Computers exert a powerful fascination for kids of all ages, but not very many six-year-olds get handed their very own laptop in first grade. That is changing, thanks to visionary computer scientist Nicholas Negroponte, the co-founder of the MIT Media Lab and founder and chairman of One Laptop Per Child, a non-profit association.
His $100 laptop, the so-called "XO" was designed to get computers into the hands of third-world kids. In places without running water, electricity, or nearby internet connections, this can often be a challenge.
Negroponte feels that in their hands, it has the power to change the world. He says it is not because he has a lot of faith in computers, but "I have a lot of faith in children and what they are able to do and the passion with which they get engaged.
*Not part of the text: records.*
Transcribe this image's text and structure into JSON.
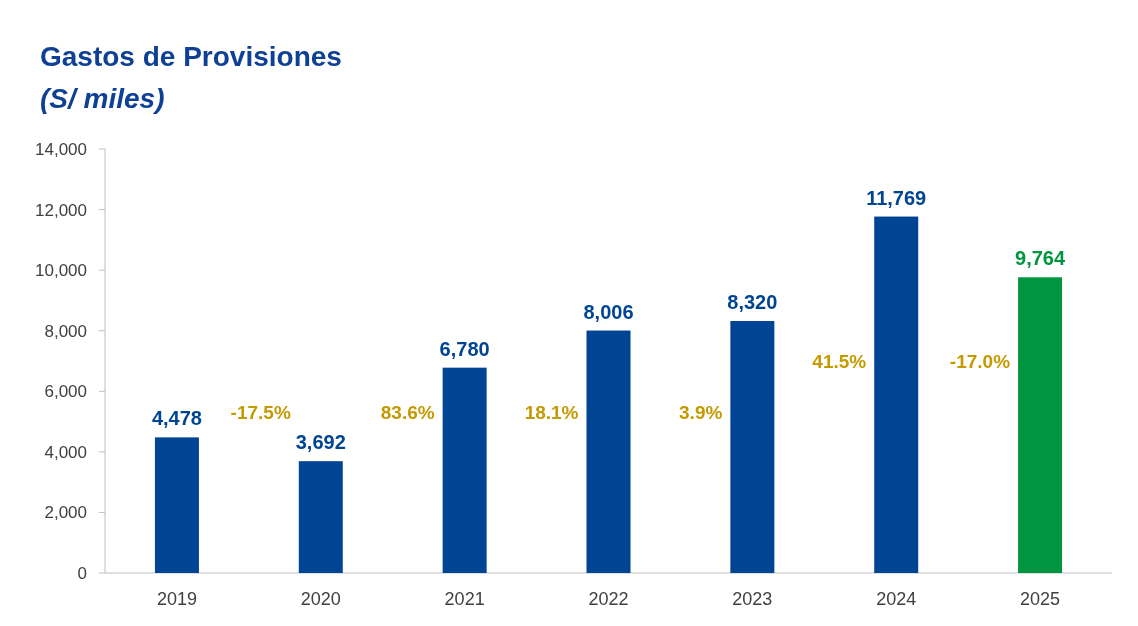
{
  "chart_data": {
    "type": "bar",
    "title": "Gastos de Provisiones",
    "subtitle": "(S/ miles)",
    "categories": [
      "2019",
      "2020",
      "2021",
      "2022",
      "2023",
      "2024",
      "2025"
    ],
    "values": [
      4478,
      3692,
      6780,
      8006,
      8320,
      11769,
      9764
    ],
    "colors": [
      "#004494",
      "#004494",
      "#004494",
      "#004494",
      "#004494",
      "#004494",
      "#009640"
    ],
    "value_labels": [
      "4,478",
      "3,692",
      "6,780",
      "8,006",
      "8,320",
      "11,769",
      "9,764"
    ],
    "ylim": [
      0,
      14000
    ],
    "yticks": [
      0,
      {
        "value": 2000,
        "label": "2,000"
      },
      {
        "value": 4000,
        "label": "4,000"
      },
      {
        "value": 6000,
        "label": "6,000"
      },
      {
        "value": 8000,
        "label": "8,000"
      },
      {
        "value": 10000,
        "label": "10,000"
      },
      {
        "value": 12000,
        "label": "12,000"
      },
      {
        "value": 14000,
        "label": "14,000"
      }
    ],
    "annotations": [
      "-17.5%",
      "83.6%",
      "18.1%",
      "3.9%",
      "41.5%",
      "-17.0%"
    ],
    "grid": false
  }
}
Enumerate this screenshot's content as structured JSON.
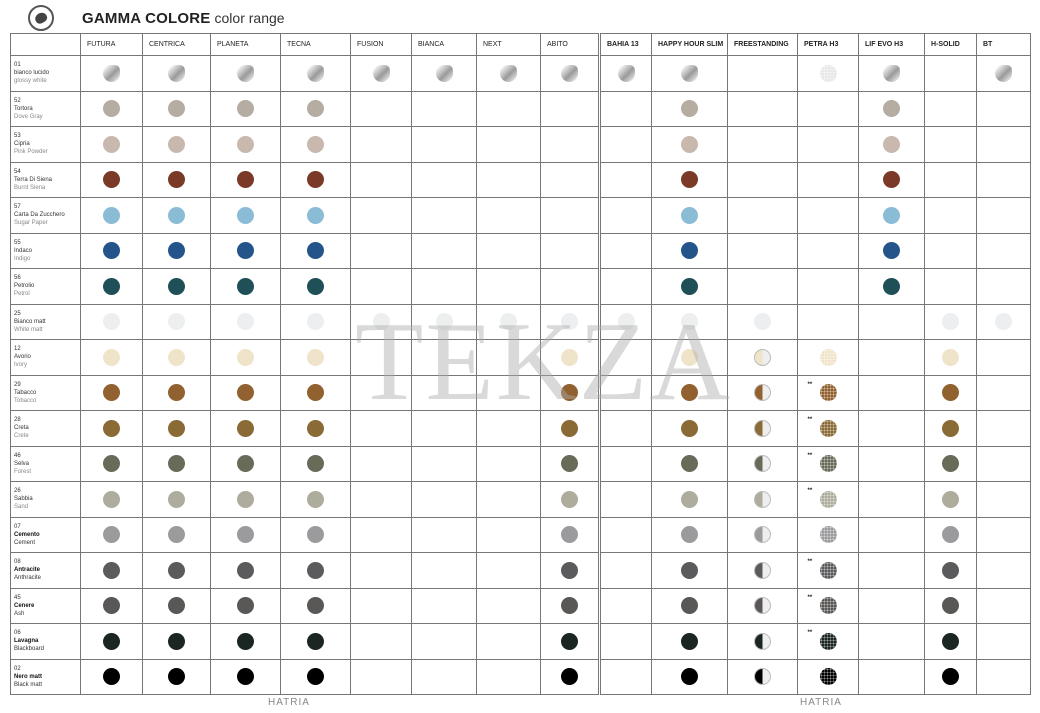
{
  "header": {
    "icon": "palette-icon",
    "title_bold": "GAMMA COLORE",
    "title_light": "color range"
  },
  "watermark": "TEKZA",
  "footer": [
    "HATRIA",
    "HATRIA"
  ],
  "left_columns": [
    "FUTURA",
    "CENTRICA",
    "PLANETA",
    "TECNA",
    "FUSION",
    "BIANCA",
    "NEXT",
    "ABITO"
  ],
  "right_columns": [
    "BAHIA 13",
    "HAPPY HOUR SLIM",
    "FREESTANDING",
    "PETRA H3",
    "LIF EVO H3",
    "H-SOLID",
    "BT"
  ],
  "rows": [
    {
      "code": "01",
      "name": "bianco lucido",
      "name_en": "glossy white",
      "color": "gloss",
      "bold": false,
      "left": [
        1,
        1,
        1,
        1,
        1,
        1,
        1,
        1
      ],
      "right": [
        "s",
        "s",
        "",
        "d:",
        "s",
        "",
        "s"
      ]
    },
    {
      "code": "52",
      "name": "Tortora",
      "name_en": "Dove Gray",
      "color": "#b5aca2",
      "bold": false,
      "left": [
        1,
        1,
        1,
        1,
        0,
        0,
        0,
        0
      ],
      "right": [
        "",
        "s",
        "",
        "",
        "s",
        "",
        ""
      ]
    },
    {
      "code": "53",
      "name": "Cipria",
      "name_en": "Pink Powder",
      "color": "#c9b8ae",
      "bold": false,
      "left": [
        1,
        1,
        1,
        1,
        0,
        0,
        0,
        0
      ],
      "right": [
        "",
        "s",
        "",
        "",
        "s",
        "",
        ""
      ]
    },
    {
      "code": "54",
      "name": "Terra Di Siena",
      "name_en": "Burnt Siena",
      "color": "#7b3a28",
      "bold": false,
      "left": [
        1,
        1,
        1,
        1,
        0,
        0,
        0,
        0
      ],
      "right": [
        "",
        "s",
        "",
        "",
        "s",
        "",
        ""
      ]
    },
    {
      "code": "57",
      "name": "Carta Da Zucchero",
      "name_en": "Sugar Paper",
      "color": "#8bbcd5",
      "bold": false,
      "left": [
        1,
        1,
        1,
        1,
        0,
        0,
        0,
        0
      ],
      "right": [
        "",
        "s",
        "",
        "",
        "s",
        "",
        ""
      ]
    },
    {
      "code": "55",
      "name": "Indaco",
      "name_en": "Indigo",
      "color": "#24558a",
      "bold": false,
      "left": [
        1,
        1,
        1,
        1,
        0,
        0,
        0,
        0
      ],
      "right": [
        "",
        "s",
        "",
        "",
        "s",
        "",
        ""
      ]
    },
    {
      "code": "56",
      "name": "Petrolio",
      "name_en": "Petrol",
      "color": "#1f5058",
      "bold": false,
      "left": [
        1,
        1,
        1,
        1,
        0,
        0,
        0,
        0
      ],
      "right": [
        "",
        "s",
        "",
        "",
        "s",
        "",
        ""
      ]
    },
    {
      "code": "25",
      "name": "Bianco matt",
      "name_en": "White matt",
      "color": "#eceeef",
      "bold": false,
      "left": [
        1,
        1,
        1,
        1,
        1,
        1,
        1,
        1
      ],
      "right": [
        "s",
        "s",
        "s",
        "",
        "",
        "s",
        "s"
      ]
    },
    {
      "code": "12",
      "name": "Avorio",
      "name_en": "Ivory",
      "color": "#efe4c9",
      "bold": false,
      "left": [
        1,
        1,
        1,
        1,
        0,
        0,
        0,
        1
      ],
      "right": [
        "",
        "s",
        "h",
        "d",
        "",
        "s",
        ""
      ]
    },
    {
      "code": "29",
      "name": "Tabacco",
      "name_en": "Tobacco",
      "color": "#91612f",
      "bold": false,
      "left": [
        1,
        1,
        1,
        1,
        0,
        0,
        0,
        1
      ],
      "right": [
        "",
        "s",
        "h",
        "d**",
        "",
        "s",
        ""
      ]
    },
    {
      "code": "28",
      "name": "Creta",
      "name_en": "Crete",
      "color": "#8a6a35",
      "bold": false,
      "left": [
        1,
        1,
        1,
        1,
        0,
        0,
        0,
        1
      ],
      "right": [
        "",
        "s",
        "h",
        "d**",
        "",
        "s",
        ""
      ]
    },
    {
      "code": "46",
      "name": "Selva",
      "name_en": "Forest",
      "color": "#696b59",
      "bold": false,
      "left": [
        1,
        1,
        1,
        1,
        0,
        0,
        0,
        1
      ],
      "right": [
        "",
        "s",
        "h",
        "d**",
        "",
        "s",
        ""
      ]
    },
    {
      "code": "26",
      "name": "Sabbia",
      "name_en": "Sand",
      "color": "#aeac9c",
      "bold": false,
      "left": [
        1,
        1,
        1,
        1,
        0,
        0,
        0,
        1
      ],
      "right": [
        "",
        "s",
        "h",
        "d**",
        "",
        "s",
        ""
      ]
    },
    {
      "code": "07",
      "name": "Cemento",
      "name_en": "Cement",
      "color": "#9b9b9d",
      "bold": true,
      "left": [
        1,
        1,
        1,
        1,
        0,
        0,
        0,
        1
      ],
      "right": [
        "",
        "s",
        "h",
        "d",
        "",
        "s",
        ""
      ]
    },
    {
      "code": "08",
      "name": "Antracite",
      "name_en": "Anthracite",
      "color": "#5b5b5d",
      "bold": true,
      "left": [
        1,
        1,
        1,
        1,
        0,
        0,
        0,
        1
      ],
      "right": [
        "",
        "s",
        "h",
        "d**",
        "",
        "s",
        ""
      ]
    },
    {
      "code": "45",
      "name": "Cenere",
      "name_en": "Ash",
      "color": "#5a5856",
      "bold": true,
      "left": [
        1,
        1,
        1,
        1,
        0,
        0,
        0,
        1
      ],
      "right": [
        "",
        "s",
        "h",
        "d**",
        "",
        "s",
        ""
      ]
    },
    {
      "code": "06",
      "name": "Lavagna",
      "name_en": "Blackboard",
      "color": "#1b2522",
      "bold": true,
      "left": [
        1,
        1,
        1,
        1,
        0,
        0,
        0,
        1
      ],
      "right": [
        "",
        "s",
        "h",
        "d**",
        "",
        "s",
        ""
      ]
    },
    {
      "code": "02",
      "name": "Nero matt",
      "name_en": "Black matt",
      "color": "#000000",
      "bold": true,
      "left": [
        1,
        1,
        1,
        1,
        0,
        0,
        0,
        1
      ],
      "right": [
        "",
        "s",
        "h",
        "d",
        "",
        "s",
        ""
      ]
    }
  ]
}
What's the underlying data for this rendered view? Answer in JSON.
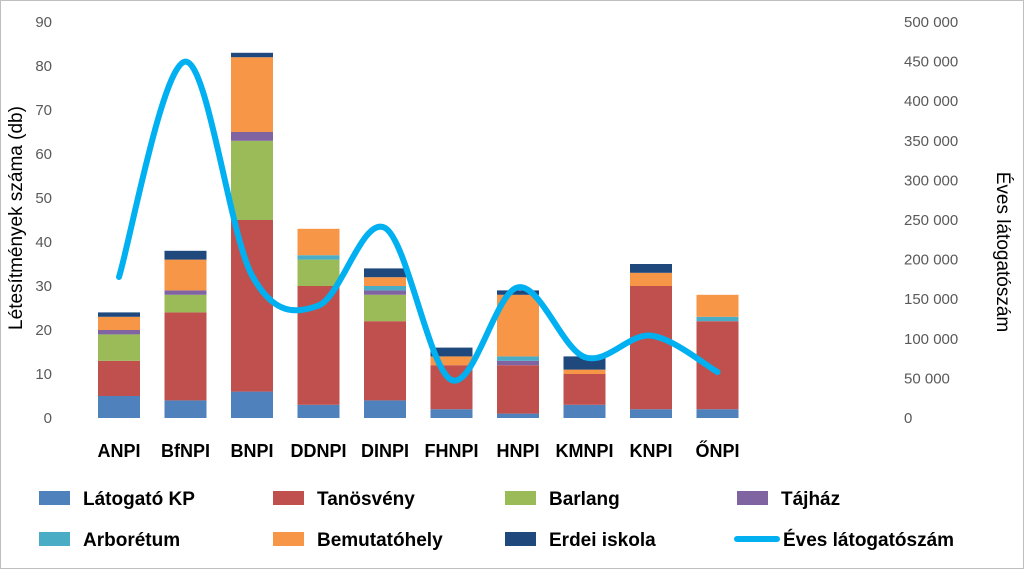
{
  "chart_data": {
    "type": "bar",
    "stacked": true,
    "categories": [
      "ANPI",
      "BfNPI",
      "BNPI",
      "DDNPI",
      "DINPI",
      "FHNPI",
      "HNPI",
      "KMNPI",
      "KNPI",
      "ŐNPI"
    ],
    "series": [
      {
        "name": "Látogató KP",
        "color": "#4f81bd",
        "axis": "left",
        "values": [
          5,
          4,
          6,
          3,
          4,
          2,
          1,
          3,
          2,
          2
        ]
      },
      {
        "name": "Tanösvény",
        "color": "#c0504d",
        "axis": "left",
        "values": [
          8,
          20,
          39,
          27,
          18,
          10,
          11,
          7,
          28,
          20
        ]
      },
      {
        "name": "Barlang",
        "color": "#9bbb59",
        "axis": "left",
        "values": [
          6,
          4,
          18,
          6,
          6,
          0,
          0,
          0,
          0,
          0
        ]
      },
      {
        "name": "Tájház",
        "color": "#8064a2",
        "axis": "left",
        "values": [
          1,
          1,
          2,
          0,
          1,
          0,
          1,
          0,
          0,
          0
        ]
      },
      {
        "name": "Arborétum",
        "color": "#4bacc6",
        "axis": "left",
        "values": [
          0,
          0,
          0,
          1,
          1,
          0,
          1,
          0,
          0,
          1
        ]
      },
      {
        "name": "Bemutatóhely",
        "color": "#f79646",
        "axis": "left",
        "values": [
          3,
          7,
          17,
          6,
          2,
          2,
          14,
          1,
          3,
          5
        ]
      },
      {
        "name": "Erdei iskola",
        "color": "#1f497d",
        "axis": "left",
        "values": [
          1,
          2,
          1,
          0,
          2,
          2,
          1,
          3,
          2,
          0
        ]
      },
      {
        "name": "Éves látogatószám",
        "type": "line",
        "smooth": true,
        "color": "#00b0f0",
        "axis": "right",
        "values": [
          178000,
          450000,
          180000,
          142000,
          240000,
          48000,
          165000,
          77000,
          104000,
          58000
        ]
      }
    ],
    "ylabel": "Létesítmények száma (db)",
    "y2label": "Éves látogatószám",
    "xlabel": "",
    "ylim": [
      0,
      90
    ],
    "y_ticks": [
      "0",
      "10",
      "20",
      "30",
      "40",
      "50",
      "60",
      "70",
      "80",
      "90"
    ],
    "y2lim": [
      0,
      500000
    ],
    "y2_ticks": [
      "0",
      "50 000",
      "100 000",
      "150 000",
      "200 000",
      "250 000",
      "300 000",
      "350 000",
      "400 000",
      "450 000",
      "500 000"
    ],
    "grid": false,
    "legend": "bottom"
  }
}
What you are really doing when you provide a child a window into knowledge and collaboration with other children, is that you are really creating the passion for learning.
"Very often, children who arrive in first grade have big, wide eyes and they are curious. They are like sponges; they want to absorb something. And then, by the third or fourth grade, their eyes are down and they can’t wait for the bell to ring and get out of there, because school’s no fun, and in some cases, irrelevant."
More than making school more fun, Negroponte suggests that computers help kids learn to learn, or think about thinking. Truancy often drops to zero, parents become more involved in their children’s education, and the teachers have the best time teaching.
"The real surprise, and the real value that One Laptop Per Child provides is manifest in the energy in the classroom, and then the kids go home, and all of the rest of the hours in the day that they may want to use are part of learning."